Von links: Wolfgang Egner (ESRI-Germany), Reinhard Babl (Landratsamt Cham), Präsident Jack Dangermond (ESRI Inc.), Dr. Ulrich Huber (Landratsamt Cham)

Zu den vielen Auszeichnungen des Landkreises Cham ist 2008 eine außergewöhnliche Anerkennung hinzugekommen. In San Diego (Kalifornien, USA) wurde Cham als erster deutscher Landkreis für seine innovative Pionierarbeit auf dem Gebiet der Geographischen Informationssysteme (GIS) mit dem ESRI-SAG-Award (Special Achievement in GIS) ausgezeichnet.

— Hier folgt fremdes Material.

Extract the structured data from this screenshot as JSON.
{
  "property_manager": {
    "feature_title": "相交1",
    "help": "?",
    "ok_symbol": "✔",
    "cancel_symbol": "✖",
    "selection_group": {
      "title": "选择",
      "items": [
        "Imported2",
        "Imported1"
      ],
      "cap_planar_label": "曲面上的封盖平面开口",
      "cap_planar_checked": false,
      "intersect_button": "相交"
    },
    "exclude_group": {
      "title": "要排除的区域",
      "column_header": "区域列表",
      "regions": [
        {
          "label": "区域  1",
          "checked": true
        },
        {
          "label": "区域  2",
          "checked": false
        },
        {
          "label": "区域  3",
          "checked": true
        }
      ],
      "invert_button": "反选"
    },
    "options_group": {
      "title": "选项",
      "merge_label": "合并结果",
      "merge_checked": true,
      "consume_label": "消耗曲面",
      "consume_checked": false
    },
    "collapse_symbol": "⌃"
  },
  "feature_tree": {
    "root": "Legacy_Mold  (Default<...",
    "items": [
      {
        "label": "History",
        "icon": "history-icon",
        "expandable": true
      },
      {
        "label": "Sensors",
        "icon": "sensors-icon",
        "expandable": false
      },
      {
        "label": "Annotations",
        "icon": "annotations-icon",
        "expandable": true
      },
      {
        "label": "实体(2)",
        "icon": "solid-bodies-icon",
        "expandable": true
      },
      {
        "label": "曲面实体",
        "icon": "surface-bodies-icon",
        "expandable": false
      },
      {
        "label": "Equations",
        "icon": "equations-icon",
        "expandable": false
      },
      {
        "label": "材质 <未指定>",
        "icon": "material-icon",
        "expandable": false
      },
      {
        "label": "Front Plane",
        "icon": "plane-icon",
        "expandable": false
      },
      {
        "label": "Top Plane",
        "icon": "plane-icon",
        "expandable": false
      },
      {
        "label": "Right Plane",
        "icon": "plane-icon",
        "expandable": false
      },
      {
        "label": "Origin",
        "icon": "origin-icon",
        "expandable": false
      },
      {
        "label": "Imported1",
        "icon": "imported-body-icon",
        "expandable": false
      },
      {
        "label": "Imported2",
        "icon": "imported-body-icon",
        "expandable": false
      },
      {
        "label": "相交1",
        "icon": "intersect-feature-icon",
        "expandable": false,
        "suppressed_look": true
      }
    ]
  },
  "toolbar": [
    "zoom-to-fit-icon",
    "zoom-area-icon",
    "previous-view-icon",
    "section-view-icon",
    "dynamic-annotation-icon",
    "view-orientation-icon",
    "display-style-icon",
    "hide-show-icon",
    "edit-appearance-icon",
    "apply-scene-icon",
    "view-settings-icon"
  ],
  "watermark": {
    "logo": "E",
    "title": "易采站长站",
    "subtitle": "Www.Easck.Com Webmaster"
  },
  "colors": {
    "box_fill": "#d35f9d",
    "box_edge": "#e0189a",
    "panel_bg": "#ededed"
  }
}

Dieser Preis wird alljährlich US-amerikanischen und internationalen GIS-Anwendern für ihre herausragenden Leistungen verliehen. Bei der Verleihung hat der Präsident des GIS-Weltmarktführers ESRI, Jack Dangermond, betont, dass dieser Preis unter mehr als einer Million Anwendern stets nur den "best of the best of the best" zuteil wird.

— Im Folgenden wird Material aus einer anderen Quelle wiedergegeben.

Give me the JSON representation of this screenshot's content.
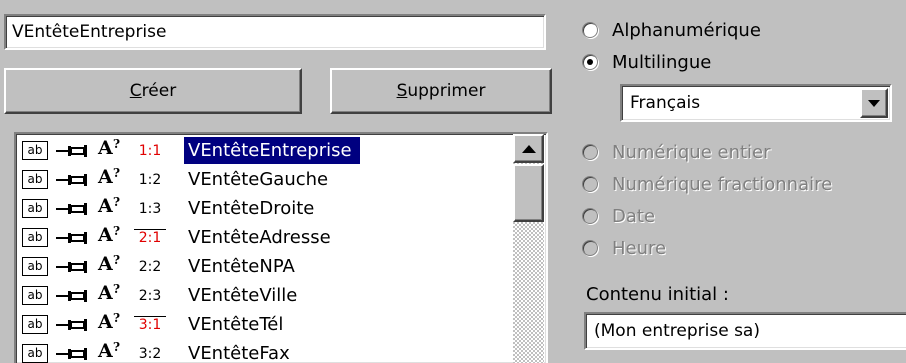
{
  "name_field": {
    "value": "VEntêteEntreprise"
  },
  "buttons": {
    "create": "Créer",
    "delete": "Supprimer"
  },
  "list": {
    "selected_index": 0,
    "rows": [
      {
        "icon_text": "ab",
        "ratio": "1:1",
        "red": true,
        "bar": false,
        "label": "VEntêteEntreprise"
      },
      {
        "icon_text": "ab",
        "ratio": "1:2",
        "red": false,
        "bar": false,
        "label": "VEntêteGauche"
      },
      {
        "icon_text": "ab",
        "ratio": "1:3",
        "red": false,
        "bar": false,
        "label": "VEntêteDroite"
      },
      {
        "icon_text": "ab",
        "ratio": "2:1",
        "red": true,
        "bar": true,
        "label": "VEntêteAdresse"
      },
      {
        "icon_text": "ab",
        "ratio": "2:2",
        "red": false,
        "bar": false,
        "label": "VEntêteNPA"
      },
      {
        "icon_text": "ab",
        "ratio": "2:3",
        "red": false,
        "bar": false,
        "label": "VEntêteVille"
      },
      {
        "icon_text": "ab",
        "ratio": "3:1",
        "red": true,
        "bar": true,
        "label": "VEntêteTél"
      },
      {
        "icon_text": "ab",
        "ratio": "3:2",
        "red": false,
        "bar": false,
        "label": "VEntêteFax"
      }
    ]
  },
  "types": {
    "alphanumeric": "Alphanumérique",
    "multilingual": "Multilingue",
    "integer": "Numérique entier",
    "fractional": "Numérique fractionnaire",
    "date": "Date",
    "time": "Heure"
  },
  "language": {
    "value": "Français"
  },
  "initial": {
    "label": "Contenu initial :",
    "value": "(Mon entreprise sa)"
  },
  "colors": {
    "selection": "#000080",
    "face": "#c0c0c0",
    "red_ratio": "#e00000"
  }
}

Theo Zellner, Landrat des Landkreises Cham und Präsident des bayerischen Landkreistages, freut sich über die internationale Würdigung der Leistungen des Landkreises Cham: "Mit Cham hat nun erstmalig ein deutscher Landkreis diese Auszeichnung erhalten. Das zeigt, dass zukunftsorientierte Technologien wie Geographische Informationssysteme auch im ländlichen Raum erfolgreich entwickelt und genutzt werden können. Wir können damit die öffentliche Verwaltung im Sinne unserer Bürgerinnen und Bürger dienstleistungsorientierter, wirtschaftlicher und schneller machen."

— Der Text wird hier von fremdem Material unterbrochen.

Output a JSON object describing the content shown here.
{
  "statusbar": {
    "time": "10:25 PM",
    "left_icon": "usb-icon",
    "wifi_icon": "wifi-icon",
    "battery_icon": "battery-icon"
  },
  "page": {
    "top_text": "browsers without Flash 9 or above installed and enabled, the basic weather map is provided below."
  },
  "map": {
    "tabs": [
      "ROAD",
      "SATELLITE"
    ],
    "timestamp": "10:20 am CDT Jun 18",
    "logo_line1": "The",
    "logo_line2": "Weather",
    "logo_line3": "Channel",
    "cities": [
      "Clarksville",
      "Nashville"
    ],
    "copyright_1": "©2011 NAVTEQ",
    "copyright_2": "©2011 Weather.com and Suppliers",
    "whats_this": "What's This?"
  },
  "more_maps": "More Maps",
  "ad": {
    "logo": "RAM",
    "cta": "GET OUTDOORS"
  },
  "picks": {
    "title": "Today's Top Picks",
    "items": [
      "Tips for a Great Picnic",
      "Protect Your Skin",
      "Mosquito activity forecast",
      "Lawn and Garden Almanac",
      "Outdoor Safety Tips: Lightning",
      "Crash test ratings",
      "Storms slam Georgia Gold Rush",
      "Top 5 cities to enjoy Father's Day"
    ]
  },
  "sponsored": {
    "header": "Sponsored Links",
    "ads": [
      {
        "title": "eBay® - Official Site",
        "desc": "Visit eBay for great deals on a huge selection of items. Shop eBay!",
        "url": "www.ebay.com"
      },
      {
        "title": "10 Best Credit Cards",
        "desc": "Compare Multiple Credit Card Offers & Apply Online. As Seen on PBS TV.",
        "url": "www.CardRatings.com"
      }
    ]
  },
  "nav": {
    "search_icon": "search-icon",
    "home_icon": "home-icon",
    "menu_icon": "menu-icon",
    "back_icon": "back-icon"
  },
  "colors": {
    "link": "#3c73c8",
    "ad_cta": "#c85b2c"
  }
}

Besonders bedankte er sich bei seinen Mitarbeitern Reinhard Babl, Leiter der EDV, und Dr. Ulrich Huber, Beauftragter für das Interkommunale Geographische Informationssystem (IkGIS-Cham), die bei der weltweit größten GIS-Anwenderkonferenz vom 04. bis 08. August 2008 in San Diego den Preis entgegen genommen hatten. Mehr als 15.000 internationale Teilnehmer aus Verwaltung und Industrie waren im San Diego Convention Center zusammen gekommen, um ihre Erfahrungen, Entwicklungen und Visionen untereinander auszutauschen.

Der Landkreis Cham nimmt in Bayern auf dem Gebiet der kommunalen Geoinformationssysteme nach wie vor eine Vorreiterrolle ein. Die Kreisverwaltung und alle kreisangehörigen Kommunen setzen seit 2003 im Rahmen ihrer E-Government-Aktivitäten auf digitale Karten und eine moderne, raumbezogene Informationsverarbeitung. Wie die Veranstaltung eindrucksvoll belegen konnte, muss sich der Landkreis auch international keinesfalls verstecken. Für die Mitarbeiter des Landkreises Cham war es vor allem darum gegangen, sich auf dem Gebiet der Verarbeitung geographischer Daten aus erster Hand zu informieren. Hierbei konnten die aktuellsten Trends und Entwicklungen dieser eGovernment-Technologie in Erfahrung gebracht werden.

Der Landkreis Cham hatte auch in mehrerlei Hinsicht Gelegenheit, sich international einem breiten Publikum zu präsentieren. Dr. Ulrich Huber und Dirk Werther (Microsoft Deutschland GmbH) hatten einen englischsprachigen Anwendervortrag zum Thema "Local Governments in Europe" gehalten. Die Vielzahl an interessierten und zustimmenden Reaktionen vor Ort hat die eGovernment-Bemühungen des Landkreises nachdrücklich bestätigt. Gespräche mit Vertretern von Verwaltungen aus Italien, Dänemark und Kanada haben ergeben, dass sich kommunale GIS-Anwender aus aller Herren Länder oftmals voneinander isoliert mit nahezu denselben Aufgabenstellungen herumschlagen. Durch einen regen Erfahrungsaustausch lassen sich solche Parallelentwicklungen gegenseitig maßgeblich bereichern. Die geknüpften Kontakte sind deshalb auch für die weitere Arbeit im Landkreis Cham wertvoll.